Marcos Peña

Personal information
- Full name: Marcos Peña Ocaña
- Date of birth: 22 January 2005 (age 21)
- Place of birth: Almería, Spain
- Height: 1.80 m (5 ft 11 in)
- Position: Midfielder

Team information
- Current team: Famalicão
- Number: 8

Youth career
- 2009–2017: Pavía
- 2013–2014: → Loma de Acosta (loan)
- 2017–2019: Málaga
- 2019–2020: San Félix
- 2020–2023: Almería

Senior career*
- Years: Team / Apps / (Gls)
- 2023–2024: Almería B / 23 / (2)
- 2024–2025: Almería / 7 / (0)
- 2024–2025: → Marbella (loan) / 34 / (1)
- 2025–: Famalicão / 16 / (0)

= Marcos Peña (footballer) =

Spanish footballer (born 2005)

Marcos Peña Ocaña (born 22 January 2005) is a Spanish professional footballer who plays as a midfielder for Primeira Liga club Famalicão.

==Career==
Born in Almería, Andalusia, Peña began his career with hometown side UD Pavía at the age of four, before moving to the youth sides of Málaga CF in 2017. In 2020, he moved to UD Almería, and was a captain of the Juvenil squad which reached the Copa del Rey Juvenil de Fútbol final in 2023.

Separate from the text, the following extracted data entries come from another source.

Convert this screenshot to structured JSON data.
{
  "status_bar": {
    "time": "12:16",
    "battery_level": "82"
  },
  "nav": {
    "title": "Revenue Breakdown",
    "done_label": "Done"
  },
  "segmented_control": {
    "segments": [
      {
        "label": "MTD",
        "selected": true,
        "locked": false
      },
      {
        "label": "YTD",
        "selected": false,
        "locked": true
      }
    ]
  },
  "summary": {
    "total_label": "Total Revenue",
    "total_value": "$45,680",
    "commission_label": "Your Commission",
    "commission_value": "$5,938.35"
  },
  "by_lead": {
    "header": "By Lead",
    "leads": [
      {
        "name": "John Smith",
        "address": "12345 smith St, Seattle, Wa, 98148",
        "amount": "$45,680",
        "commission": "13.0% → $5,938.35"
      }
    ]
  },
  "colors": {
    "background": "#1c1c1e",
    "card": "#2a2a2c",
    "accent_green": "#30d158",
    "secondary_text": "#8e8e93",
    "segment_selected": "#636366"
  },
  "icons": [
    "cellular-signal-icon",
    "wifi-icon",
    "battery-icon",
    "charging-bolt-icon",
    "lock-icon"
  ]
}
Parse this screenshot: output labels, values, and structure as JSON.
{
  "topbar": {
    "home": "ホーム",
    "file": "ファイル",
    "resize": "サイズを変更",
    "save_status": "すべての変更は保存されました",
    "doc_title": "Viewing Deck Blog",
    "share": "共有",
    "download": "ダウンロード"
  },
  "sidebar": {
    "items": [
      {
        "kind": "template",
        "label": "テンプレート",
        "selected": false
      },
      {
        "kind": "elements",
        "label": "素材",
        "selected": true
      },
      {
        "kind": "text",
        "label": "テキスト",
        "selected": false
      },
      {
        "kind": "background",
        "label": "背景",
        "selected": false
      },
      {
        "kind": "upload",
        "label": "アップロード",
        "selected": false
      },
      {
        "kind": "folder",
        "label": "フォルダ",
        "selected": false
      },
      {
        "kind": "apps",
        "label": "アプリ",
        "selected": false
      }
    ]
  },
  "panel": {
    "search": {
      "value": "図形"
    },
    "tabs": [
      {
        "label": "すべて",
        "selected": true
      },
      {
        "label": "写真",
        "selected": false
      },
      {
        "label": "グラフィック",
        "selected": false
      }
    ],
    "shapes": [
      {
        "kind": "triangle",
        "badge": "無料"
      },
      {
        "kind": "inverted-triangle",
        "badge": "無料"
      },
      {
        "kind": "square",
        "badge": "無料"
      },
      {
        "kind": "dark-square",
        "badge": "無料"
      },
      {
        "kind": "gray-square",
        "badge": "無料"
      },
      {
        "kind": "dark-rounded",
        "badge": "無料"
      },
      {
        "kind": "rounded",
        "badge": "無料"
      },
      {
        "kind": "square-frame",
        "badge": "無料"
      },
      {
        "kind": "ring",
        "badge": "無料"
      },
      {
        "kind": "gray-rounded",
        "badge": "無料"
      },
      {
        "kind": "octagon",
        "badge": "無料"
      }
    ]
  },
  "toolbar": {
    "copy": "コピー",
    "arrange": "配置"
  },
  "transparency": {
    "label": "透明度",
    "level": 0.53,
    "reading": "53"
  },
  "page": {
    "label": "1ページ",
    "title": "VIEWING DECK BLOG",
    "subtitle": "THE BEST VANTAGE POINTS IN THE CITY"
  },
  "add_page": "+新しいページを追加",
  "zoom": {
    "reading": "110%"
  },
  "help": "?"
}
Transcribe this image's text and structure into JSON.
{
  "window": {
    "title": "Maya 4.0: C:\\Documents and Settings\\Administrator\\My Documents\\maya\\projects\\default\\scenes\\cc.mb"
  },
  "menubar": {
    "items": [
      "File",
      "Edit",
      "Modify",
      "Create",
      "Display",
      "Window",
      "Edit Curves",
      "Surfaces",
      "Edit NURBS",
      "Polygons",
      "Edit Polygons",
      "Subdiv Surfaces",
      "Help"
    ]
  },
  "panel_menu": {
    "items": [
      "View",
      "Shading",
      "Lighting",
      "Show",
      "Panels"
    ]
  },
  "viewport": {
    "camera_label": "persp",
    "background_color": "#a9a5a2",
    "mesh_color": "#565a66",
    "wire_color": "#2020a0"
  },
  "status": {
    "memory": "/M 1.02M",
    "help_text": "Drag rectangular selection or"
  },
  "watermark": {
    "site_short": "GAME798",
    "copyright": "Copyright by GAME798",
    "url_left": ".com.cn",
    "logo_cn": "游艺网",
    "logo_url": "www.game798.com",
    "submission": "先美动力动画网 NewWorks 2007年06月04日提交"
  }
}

Promoted to the reserves ahead of the 2023–24 season, Peña made his senior debut on 10 September 2023, starting in a 0–0 Tercera Federación away draw against Atlético Malagueño. He scored his first goal fourteen days later, netting the opener in a 1–1 draw at UD Ciudad de Torredonjimeno.

Peña made his first team – and La Liga – debut on 17 March 2024, starting in a 1–0 away win over UD Las Palmas, which was the club's first league win of the campaign. On 30 August, he was loaned to Primera Federación side Marbella FC for the season.

On 1 August 2025, Peña moved abroad for the first time in his career, signing a four-year contract with Primeira Liga side Famalicão.